Summer Camping

The campsite was laid out in our usual Sears family way. The tent had been set up on the highest piece of ground my Dad could find in the rented campsite, far enough away from the fire area that no one had to worry about embers hitting the tent and far enough under trees as to provide much needed shade. My Dad would always bring extra stakes and ropes to secure the tent and rain canopy –  experiences of camping in heavy rains had apparently taught him to do this – which created a ready made obstacle course for my two brothers and me.

It was my birthday, but I don’t remember which one. Truth of the matter is that Dad’s vacation fell on my birthday so often in my early years that I thought camping was something you were required to do on your birthday. That is, until I realized that we were always home in February and October for my brother’s birthday celebrations. But this was normal for me.

It was still light out but we had eaten dinner and even a cake of some sort and were really just relaxing for the evening. My younger brother was making use of the obstacle course. Mom, my older brother and I were sitting at the picnic table playing a game of “Sorry!”. Why we took board games on camping trips was beyond me at that time. I’m guessing it cut down on the number of times Mom had to yell at us for chasing one another around the tent or fire. It was also a good time waster. Dad was working on getting a fire ready for the evening.

I don’t recall what we were snacking on, probably chips or pretzels, and soft drinks. It was my turn to move in the game and my older brother was getting impatient but my attention had turned to a squirrel in one of the trees near us. I had been watching a lot of squirrels simply because I was hoping to see a “flying squirrel”. To that point, I’d just seen a lot of acrobatic ones. Still my attention was in the trees when my Mom suddenly began slamming the table, knocking the “Sorry!” game pieces all over the place and spilling her bright pink can of TaB. She wasn’t really making any noise but it looked like she was coughing. Truthfully, I had no idea what was going on at the time.

Now, just to put this in it’s proper historical time, this was taking place before the widespread implementation of the Heimlich Maneuver. Heck, it might have even been before the maneuver itself was introduced. I don’t recall the exact birthday but it had to be around 1975. I might have been ten years old, but I doubt it.

So, here we are, a family of five, with one in obvious distress at picnic table in some state park in WV. One boy running around a tent and jumping over and crawling under the various sets of ropes holding down a tent and rain canopy. Two other boys looking stunned, glancing back and forth between a ruined board game, a dripping diet soda, and a mother acting very strange. And a father getting a campfire ready for roasting marshmallows.

My Dad stepped away from the fire building, walked up behind my Mom and said, “Do you need a hit?” and then without even waiting for answer, hauls off and smacks her in the back with the flat of his hand with so much force that she went sprawling across the table, the Sorry! board, and the spilled TaB. I don’t know if the pretzels fell victim to the sprawl or not.

Mom came up from the “hit” with just about the same force she had taken – proof to my young mind that every action has an opposite and equal reaction – and screamed at my Dad, “Well, what did you ask me for if you weren’t going to wait for an answer!”

Somehow, the whole thing became outrageously funny at that moment and both Mom and Dad began laughing and the rest of us stunned observers, who were still not sure what had happened joined in.

The evening went on. I got to have the first S’more of the night because it was my birthday. We sat around the campfire as always and were told “once, if not a thousand times” not to get so close to the fire. We laughed and sang and sometimes just got quiet. But every once in a while the breeze would snatch up enough smoke and billow it towards someone that they would cough. Inevitably someone else would say, “Do you need a hit?” and the coughing person would yell “NO!” and everyone would crack up.
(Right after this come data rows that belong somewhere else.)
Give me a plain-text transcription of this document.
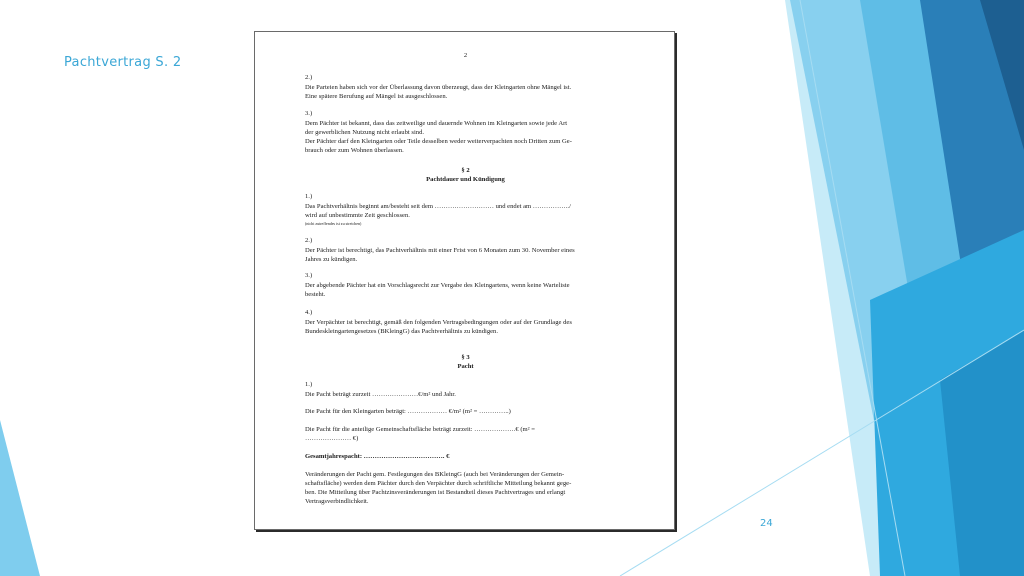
Pachtvertrag S. 2	2
2.)
Die Parteien haben sich vor der Überlassung davon überzeugt, dass der Kleingarten ohne Mängel ist.
Eine spätere Berufung auf Mängel ist ausgeschlossen.
3.)
Dem Pächter ist bekannt, dass das zeitweilige und dauernde Wohnen im Kleingarten sowie jede Art
der gewerblichen Nutzung nicht erlaubt sind.
Der Pächter darf den Kleingarten oder Teile desselben weder weiterverpachten noch Dritten zum Ge-
brauch oder zum Wohnen überlassen.
§ 2
Pachtdauer und Kündigung
1.)
Das Pachtverhältnis beginnt am/besteht seit dem ……………………… und endet am ……………../
wird auf unbestimmte Zeit geschlossen.
(nicht zutreffendes ist zu streichen)
2.)
Der Pächter ist berechtigt, das Pachtverhältnis mit einer Frist von 6 Monaten zum 30. November eines
Jahres zu kündigen.
3.)
Der abgebende Pächter hat ein Vorschlagsrecht zur Vergabe des Kleingartens, wenn keine Warteliste
besteht.
4.)
Der Verpächter ist berechtigt, gemäß den folgenden Vertragsbedingungen oder auf der Grundlage des
Bundeskleingartengesetzes (BKleingG) das Pachtverhältnis zu kündigen.
§ 3
Pacht
1.)
Die Pacht beträgt zurzeit …………………€/m² und Jahr.
Die Pacht für den Kleingarten beträgt: ……………… €/m² (m² = …………..)
Die Pacht für die anteilige Gemeinschaftsfläche beträgt zurzeit: ……………….€ (m² =
………………… €)
Gesamtjahrespacht: ………………………………. €
Veränderungen der Pacht gem. Festlegungen des BKleingG (auch bei Veränderungen der Gemein-
schaftsfläche) werden dem Pächter durch den Verpächter durch schriftliche Mitteilung bekannt gege-
ben. Die Mitteilung über Pachtzinsveränderungen ist Bestandteil dieses Pachtvertrages und erlangt
Vertragsverbindlichkeit.
24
In fact, it became such a joke in our family that I can remember my Dad, coughing in a hospital bed during his last week of life, smiling and shaking his head “no” when I asked him, “Do you need a hit?”

That little phrase seemed to carry us back to the woods, the tent, the sticky s’mores the squirrels, the wood smoke, and the fun.

Some words are like that. They evoke such powerful memory that they take us back to something that is more than just a memory, more than just a fading thought. They evoke time, place, event, with such Gemüt that reality itself is evoked anew.

In my family, “Do you need a hit?” still does that.

My other family, the one that I journey with towards that “home” we do not know yet, has a few too.

“This is the body…broken…”

“I was glad when they said to me…”

“Peace be with you.”

“He is risen…”

“In the beginning…”

And I thought it was just going to be another summer camping trip taking place around my birthday. Who knew?